NextImg:How Santos Spent Donors’ Money: Ferragamo, OnlyFans and Botox

George Santos was utterly triumphant. He had just flipped a Long Island congressional seat, improbably helping deliver Republicans a House majority. It was time for a post-election shopping spree.

Over just a few days last November, Mr. Santos dropped $6,000 at Ferragamo, perhaps partly on the red designer sneakers he later wore to walk the marble halls of Congress. He withdrew $800 in cash at a casino, where aides said he liked to play roulette. He paid off his rent, and he pulled out another $1,000 in spending money at an A.T.M. near his apartment in Queens.

It would have been nothing for the kind of wealthy financier Mr. Santos purported to be on the campaign trail. But that was a ruse. All of it was being illegally funded by Mr. Santos’s congressional campaign, which wired him $20,000 just after Thanksgiving without ever telling campaign donors or the Federal Election Commission.

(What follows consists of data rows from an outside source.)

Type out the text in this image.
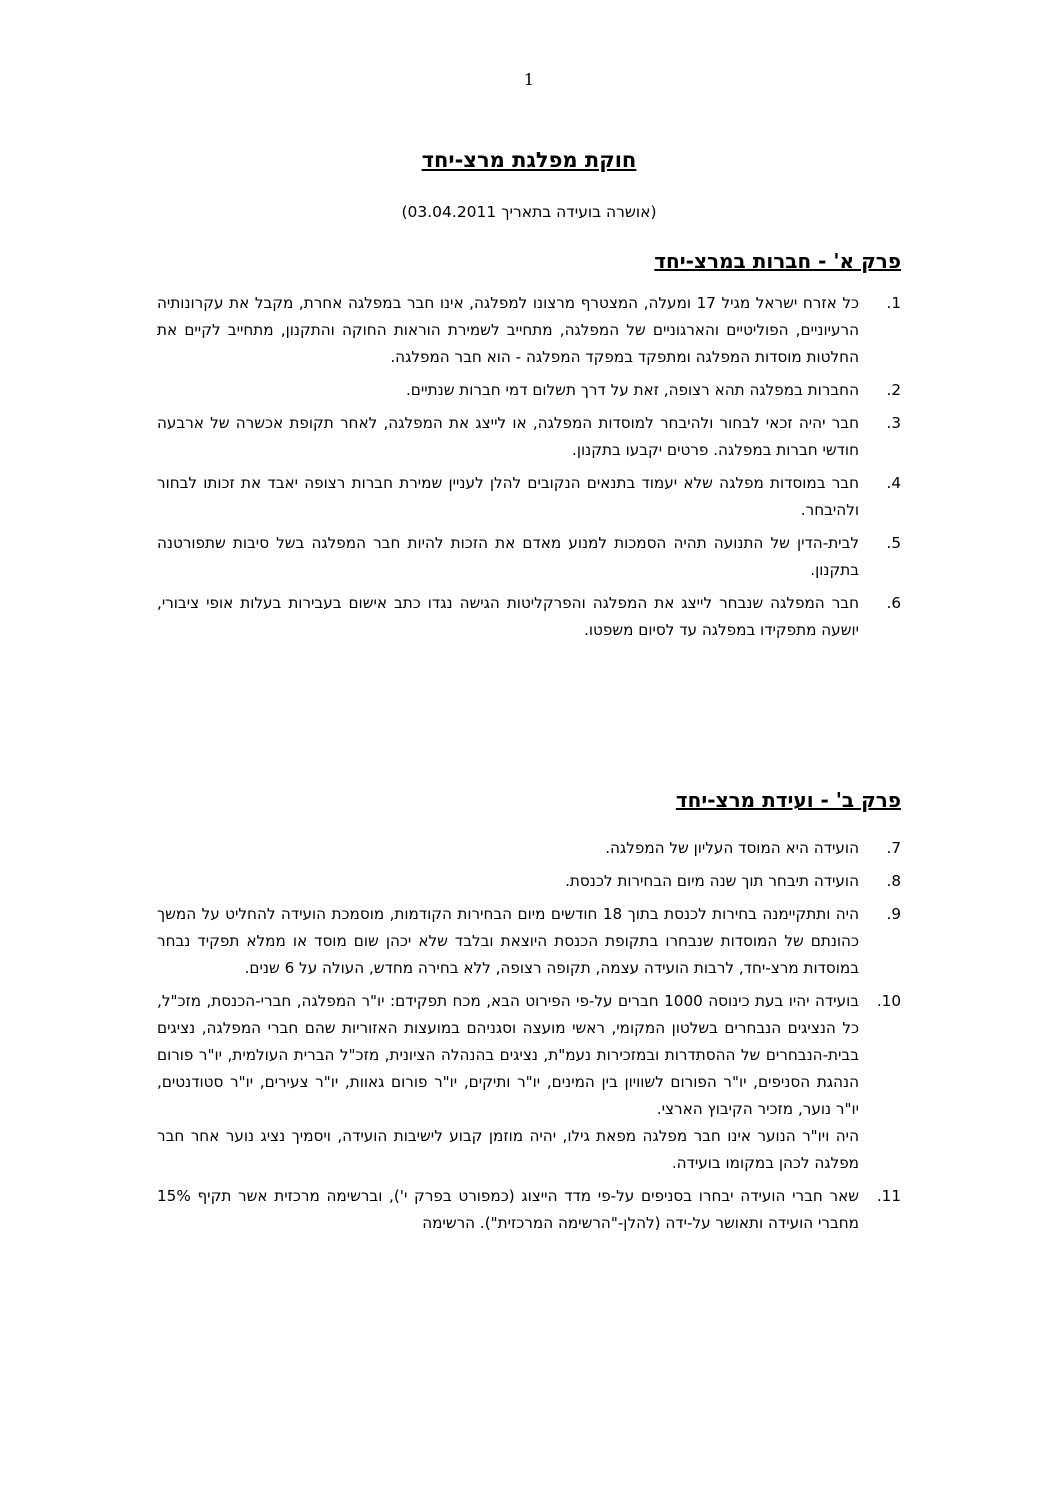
1
חוקת מפלגת מרצ-יחד
(אושרה בועידה בתאריך 03.04.2011)
פרק א' - חברות במרצ-יחד
1.
כל אזרח ישראל מגיל 17 ומעלה, המצטרף מרצונו למפלגה, אינו חבר במפלגה אחרת, מקבל את עקרונותיה הרעיוניים, הפוליטיים והארגוניים של המפלגה, מתחייב לשמירת הוראות החוקה והתקנון, מתחייב לקיים את החלטות מוסדות המפלגה ומתפקד במפקד המפלגה - הוא חבר המפלגה.
2.
החברות במפלגה תהא רצופה, זאת על דרך תשלום דמי חברות שנתיים.
3.
חבר יהיה זכאי לבחור ולהיבחר למוסדות המפלגה, או לייצג את המפלגה, לאחר תקופת אכשרה של ארבעה חודשי חברות במפלגה. פרטים יקבעו בתקנון.
4.
חבר במוסדות מפלגה שלא יעמוד בתנאים הנקובים להלן לעניין שמירת חברות רצופה יאבד את זכותו לבחור ולהיבחר.
5.
לבית-הדין של התנועה תהיה הסמכות למנוע מאדם את הזכות להיות חבר המפלגה בשל סיבות שתפורטנה בתקנון.
6.
חבר המפלגה שנבחר לייצג את המפלגה והפרקליטות הגישה נגדו כתב אישום בעבירות בעלות אופי ציבורי, יושעה מתפקידו במפלגה עד לסיום משפטו.
פרק ב' - ועידת מרצ-יחד
7.
הועידה היא המוסד העליון של המפלגה.
8.
הועידה תיבחר תוך שנה מיום הבחירות לכנסת.
9.
היה ותתקיימנה בחירות לכנסת בתוך 18 חודשים מיום הבחירות הקודמות, מוסמכת הועידה להחליט על המשך כהונתם של המוסדות שנבחרו בתקופת הכנסת היוצאת ובלבד שלא יכהן שום מוסד או ממלא תפקיד נבחר במוסדות מרצ-יחד, לרבות הועידה עצמה, תקופה רצופה, ללא בחירה מחדש, העולה על 6 שנים.
10.
בועידה יהיו בעת כינוסה 1000 חברים על-פי הפירוט הבא, מכח תפקידם: יו"ר המפלגה, חברי-הכנסת, מזכ"ל, כל הנציגים הנבחרים בשלטון המקומי, ראשי מועצה וסגניהם במועצות האזוריות שהם חברי המפלגה, נציגים בבית-הנבחרים של ההסתדרות ובמזכירות נעמ"ת, נציגים בהנהלה הציונית, מזכ"ל הברית העולמית, יו"ר פורום הנהגת הסניפים, יו"ר הפורום לשוויון בין המינים, יו"ר ותיקים, יו"ר פורום גאוות, יו"ר צעירים, יו"ר סטודנטים, יו"ר נוער, מזכיר הקיבוץ הארצי.
היה ויו"ר הנוער אינו חבר מפלגה מפאת גילו, יהיה מוזמן קבוע לישיבות הועידה, ויסמיך נציג נוער אחר חבר מפלגה לכהן במקומו בועידה.
11.
שאר חברי הועידה יבחרו בסניפים על-פי מדד הייצוג (כמפורט בפרק י'), וברשימה מרכזית אשר תקיף 15% מחברי הועידה ותאושר על-ידה (להלן-"הרשימה המרכזית"). הרשימה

Those outlays were just a fraction of the tens of thousands of dollars that Mr. Santos siphoned from unknowing donors for years, propping up the kind of glittering consumer dream the 35-year-old son of immigrants never could have afforded himself, according to previously undisclosed bank records and other financial documents released by congressional investigators on Thursday.

Among the bills footed by campaign donors: trips to the casinos in Atlantic City and an exclusive Hamptons enclave; $4,127.80 in purchases at the French fashion house Hermès; regular cosmetic treatments labeled “Botox” on internal campaign records; and even small purchases on OnlyFans, a platform where some participants charge money for explicit content.

The bipartisan House Ethics Committee report tallying them up went even deeper, unveiling new details and confirming news stories by The New York Times and others about a tangled knot of biographic fictions, business frauds and bizarre campaign schemes that federal prosecutors are also scrutinizing.